Since 1998, the amount of banks' risky assets has been supplemented by two components: the amount of credit risk for instruments reflected in off-balance sheet accounts, and the amount of credit risk for forward transactions. Since April 2000 in accordance with international standards market risk is taken into account when calculating the equity capital adequacy ratio.

The minimum permissible value of the banks' equity (capital) ratio changed following the changes in the conditions of the banks. Until 1996, the standard was 4%. Then it was increased to 5% and further, increasing annually, reached 8% by February 1999, and from January 2000 it was set for credit institutions with capital equivalent to 5 million EURO and more, at a rate of 10%, and with capital less than 5 million EURO - 11%.

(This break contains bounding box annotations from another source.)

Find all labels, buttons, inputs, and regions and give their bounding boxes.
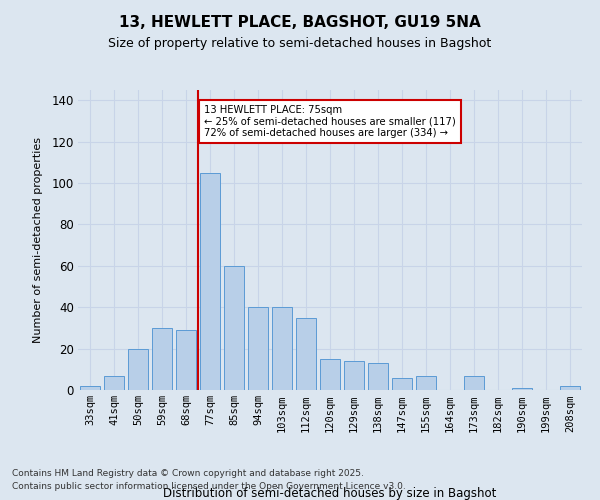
Bar <box>512 388 532 390</box>
Bar <box>368 363 388 390</box>
Bar <box>176 330 196 390</box>
Bar <box>464 376 484 390</box>
X-axis label: Distribution of semi-detached houses by size in Bagshot: Distribution of semi-detached houses by … <box>163 487 497 500</box>
Text: Contains HM Land Registry data © Crown copyright and database right 2025.: Contains HM Land Registry data © Crown c… <box>12 468 364 477</box>
Text: Contains public sector information licensed under the Open Government Licence v3: Contains public sector information licen… <box>12 482 406 491</box>
Bar <box>248 307 268 390</box>
Y-axis label: Number of semi-detached properties: Number of semi-detached properties <box>33 137 43 343</box>
Bar <box>80 386 100 390</box>
Text: 13, HEWLETT PLACE, BAGSHOT, GU19 5NA: 13, HEWLETT PLACE, BAGSHOT, GU19 5NA <box>119 15 481 30</box>
Bar <box>416 376 436 390</box>
Bar <box>104 376 124 390</box>
Bar <box>320 359 340 390</box>
Bar <box>224 266 244 390</box>
Text: 13 HEWLETT PLACE: 75sqm
← 25% of semi-detached houses are smaller (117)
72% of s: 13 HEWLETT PLACE: 75sqm ← 25% of semi-de… <box>204 105 456 138</box>
Bar <box>560 386 580 390</box>
Bar <box>344 361 364 390</box>
Bar <box>296 318 316 390</box>
Bar <box>200 173 220 390</box>
Bar <box>152 328 172 390</box>
Bar <box>272 307 292 390</box>
Bar <box>392 378 412 390</box>
Text: Size of property relative to semi-detached houses in Bagshot: Size of property relative to semi-detach… <box>109 38 491 51</box>
Bar <box>128 348 148 390</box>
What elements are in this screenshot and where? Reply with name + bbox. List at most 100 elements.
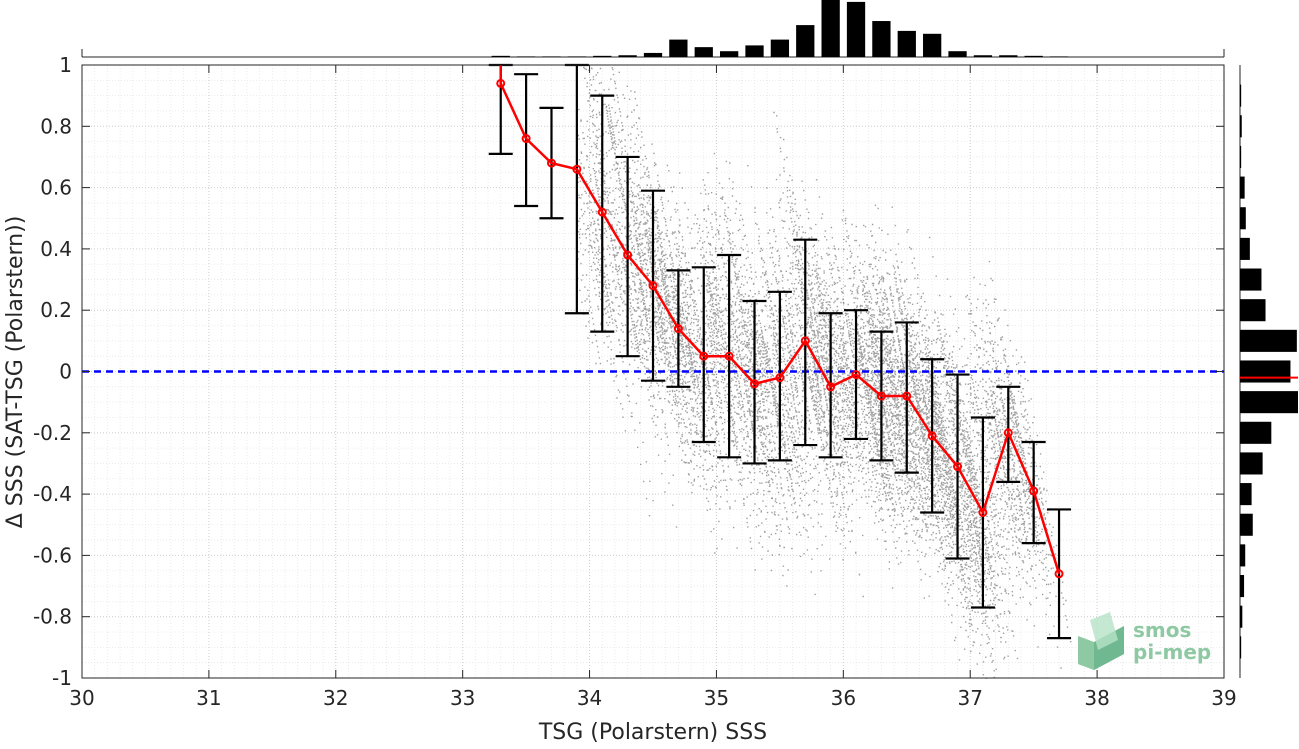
y-tick-label: -1 [52, 666, 72, 690]
x-hist-bar [1049, 56, 1069, 57]
mean-point [750, 379, 760, 389]
mean-point [572, 164, 582, 174]
x-hist-bar [719, 51, 739, 57]
x-axis-ticks: 30 31 32 33 34 35 36 37 38 39 [69, 65, 1237, 710]
x-tick-label: 39 [1211, 686, 1236, 710]
logo-line2: pi-mep [1133, 640, 1211, 664]
x-hist-bar [897, 30, 916, 57]
y-hist-bar [1240, 636, 1242, 659]
mean-point [800, 336, 810, 346]
x-hist-bar [643, 52, 663, 57]
x-tick-label: 31 [196, 686, 221, 710]
x-tick-label: 35 [704, 686, 729, 710]
y-tick-label: 0.6 [40, 176, 72, 200]
mean-point [851, 370, 861, 380]
x-hist-bar [872, 21, 891, 57]
y-hist-bar [1240, 237, 1250, 260]
mean-point [775, 373, 785, 383]
y-hist-bar [1240, 145, 1242, 168]
y-tick-label: 0 [59, 360, 72, 384]
y-hist-bar [1240, 513, 1253, 536]
mean-point [673, 324, 683, 334]
x-hist-bar [745, 45, 764, 57]
mean-point [902, 391, 912, 401]
y-tick-label: 0.4 [40, 237, 72, 261]
mean-point [1029, 486, 1039, 496]
x-hist-bar [796, 25, 815, 57]
x-hist-bar [694, 47, 713, 57]
y-histogram [1239, 65, 1298, 678]
x-hist-bar [1024, 55, 1043, 57]
y-hist-bar [1240, 84, 1242, 107]
mean-point [1054, 569, 1064, 579]
mean-point [953, 462, 963, 472]
x-hist-bar [948, 51, 967, 57]
y-hist-bar [1240, 544, 1246, 567]
y-hist-bar [1240, 421, 1272, 444]
x-hist-bar [846, 1, 866, 57]
x-hist-bar [516, 56, 536, 57]
x-hist-bar [491, 55, 510, 57]
y-hist-bar [1240, 483, 1252, 506]
y-hist-bar [1240, 207, 1246, 230]
x-hist-bar [923, 33, 942, 57]
y-tick-label: -0.2 [33, 421, 72, 445]
x-hist-bar [770, 39, 790, 57]
mean-point [978, 507, 988, 517]
mean-point [876, 391, 886, 401]
y-hist-bar [1240, 299, 1266, 322]
x-tick-label: 36 [831, 686, 856, 710]
x-histogram [81, 0, 1225, 58]
mean-point [623, 250, 633, 260]
x-tick-label: 33 [450, 686, 475, 710]
x-hist-bar [821, 0, 840, 57]
y-tick-label: -0.6 [33, 543, 72, 567]
binned-mean-line [496, 65, 1064, 579]
x-tick-label: 34 [577, 686, 602, 710]
mean-point [521, 134, 531, 144]
logo-emblem-icon [1078, 612, 1124, 670]
y-hist-bar [1240, 360, 1291, 383]
logo-line1: smos [1133, 618, 1191, 642]
x-tick-label: 30 [69, 686, 94, 710]
y-hist-bar [1240, 391, 1298, 414]
y-hist-bar [1240, 268, 1262, 291]
mean-point [597, 207, 607, 217]
x-hist-bar [618, 55, 637, 57]
mean-point [1003, 428, 1013, 438]
mean-point [724, 351, 734, 361]
y-hist-bar [1240, 329, 1297, 352]
x-tick-label: 37 [957, 686, 982, 710]
x-axis-title: TSG (Polarstern) SSS [538, 720, 767, 745]
error-bars [488, 63, 1072, 640]
x-tick-label: 32 [323, 686, 348, 710]
x-hist-bar [973, 55, 993, 57]
y-hist-bar [1240, 605, 1243, 628]
mean-point [546, 158, 556, 168]
x-tick-label: 38 [1084, 686, 1109, 710]
x-hist-bar [567, 56, 587, 57]
x-hist-bar [542, 56, 561, 57]
mean-point [496, 78, 506, 88]
x-hist-bar [999, 55, 1018, 57]
mean-point [927, 431, 937, 441]
y-hist-bar [1240, 452, 1263, 475]
x-hist-bar [593, 55, 612, 57]
y-hist-bar [1240, 575, 1245, 598]
x-hist-bar [669, 39, 688, 57]
y-tick-label: 1 [59, 53, 72, 77]
y-hist-bar [1240, 115, 1242, 138]
y-tick-label: 0.8 [40, 114, 72, 138]
y-axis-ticks: -1 -0.8 -0.6 -0.4 -0.2 0 0.2 0.4 0.6 0.8 1 [33, 53, 1224, 690]
mean-point [648, 281, 658, 291]
mean-point [826, 382, 836, 392]
y-tick-label: 0.2 [40, 298, 72, 322]
y-tick-label: -0.4 [33, 482, 72, 506]
y-axis-title: Δ SSS (SAT-TSG (Polarstern)) [3, 216, 28, 529]
y-tick-label: -0.8 [33, 605, 72, 629]
mean-point [699, 351, 709, 361]
y-hist-bar [1240, 176, 1245, 199]
smos-pimep-logo: smos pi-mep [1078, 612, 1211, 670]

The strategy for the development of the banking sector of the Russian Federation for the period up to 2008 provides for amendments to the legislation of the Russian Federation. The capital adequacy requirement, failure to comply with which is considered as a basis for the mandatory revocation of a license to carry out banking operations, will be set at 10%. This requirement will apply to all credit institutions regardless of their type (banks, non-bank credit institutions) and the amount of their own funds (capital) from 2007. At the same time, all banks will have to have their own funds (capital) in the amount of at least the ruble equivalent of 5 million EURO "Statement of the Government of the Russian Federation and the Central Bank of the Russian Federation (Bank of Russia) dated 30.12.2001" On the development strategy of the banking sector of the Russian Federation "/ / Bulletin of the Bank of Russia - No. 5. - 2002..

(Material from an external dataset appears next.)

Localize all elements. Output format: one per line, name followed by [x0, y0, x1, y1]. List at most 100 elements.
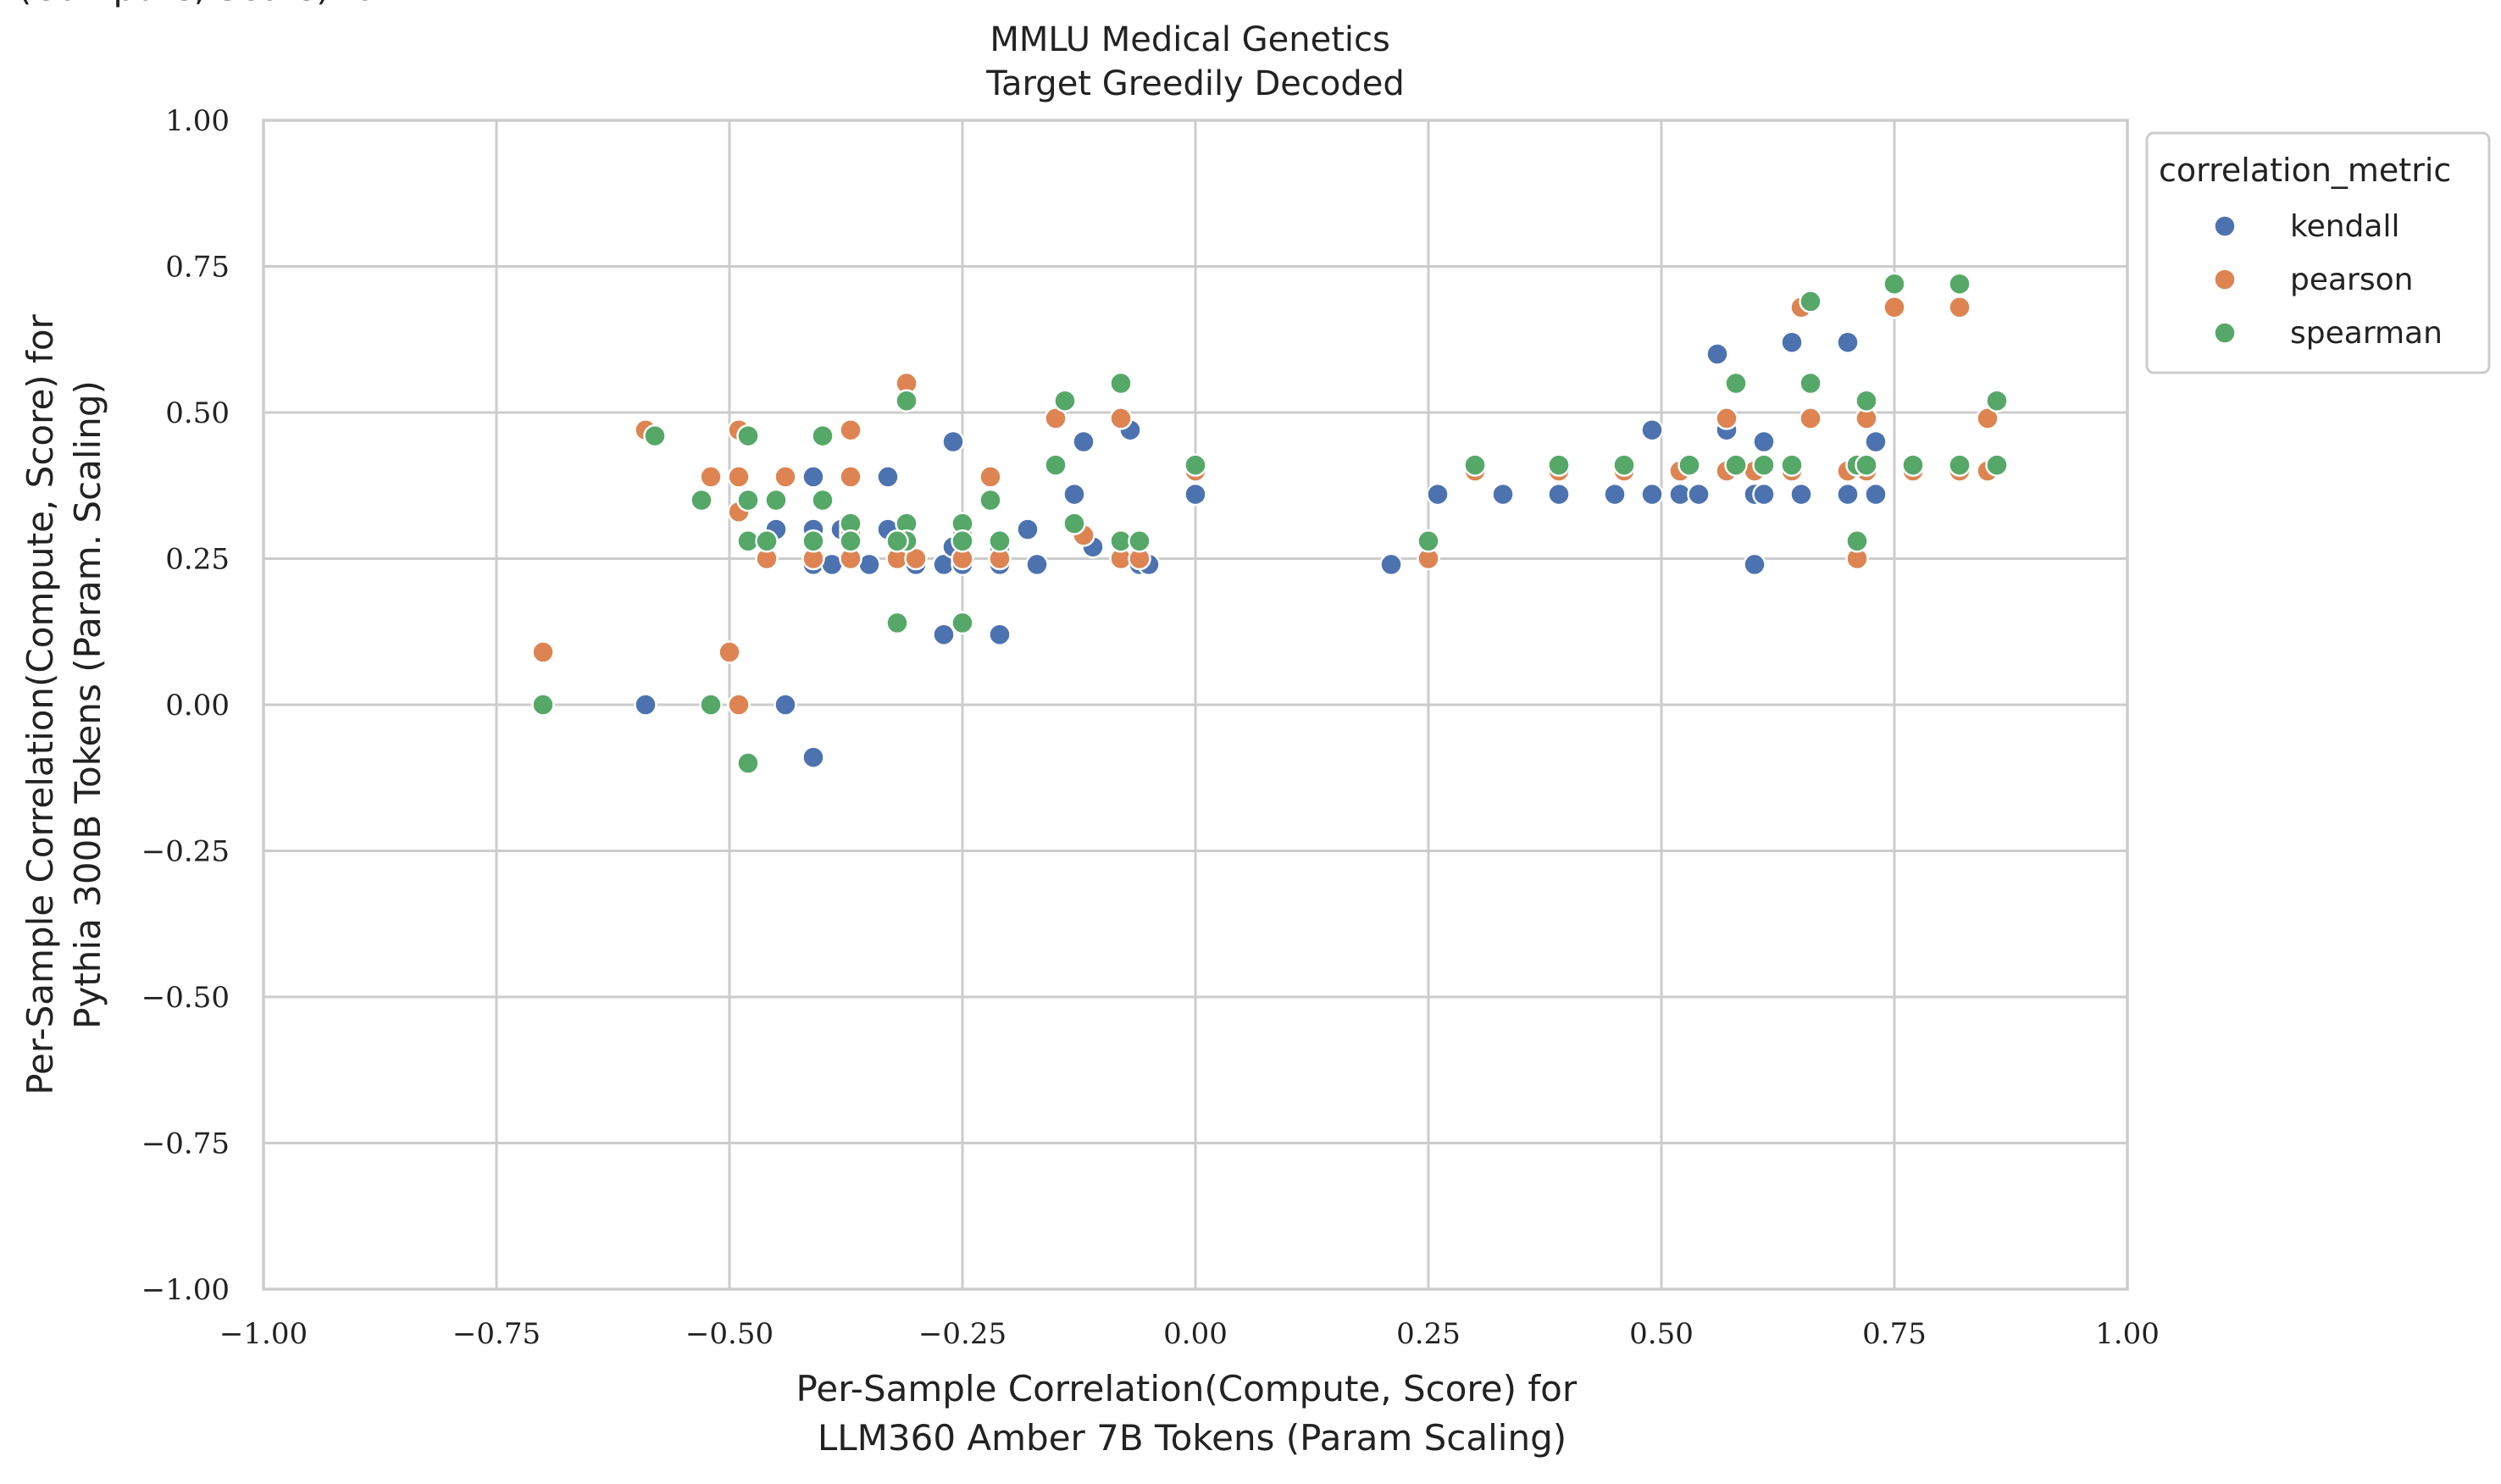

The statistical parameter of capital in Russia has also changed many times. To date, the Bank of Russia has established the minimum size of the charter capital of a newly created bank in ruble equivalent, corresponding to 5 million EURO.

Thus, the Russian capital requirements for the most part comply with the principles of the Basel Agreement, but at the same time they are focused on the general market situation, the use of the Russian accounting system, and on adjusting requirements taking into account the conditions for the emergence of the Russian banking system.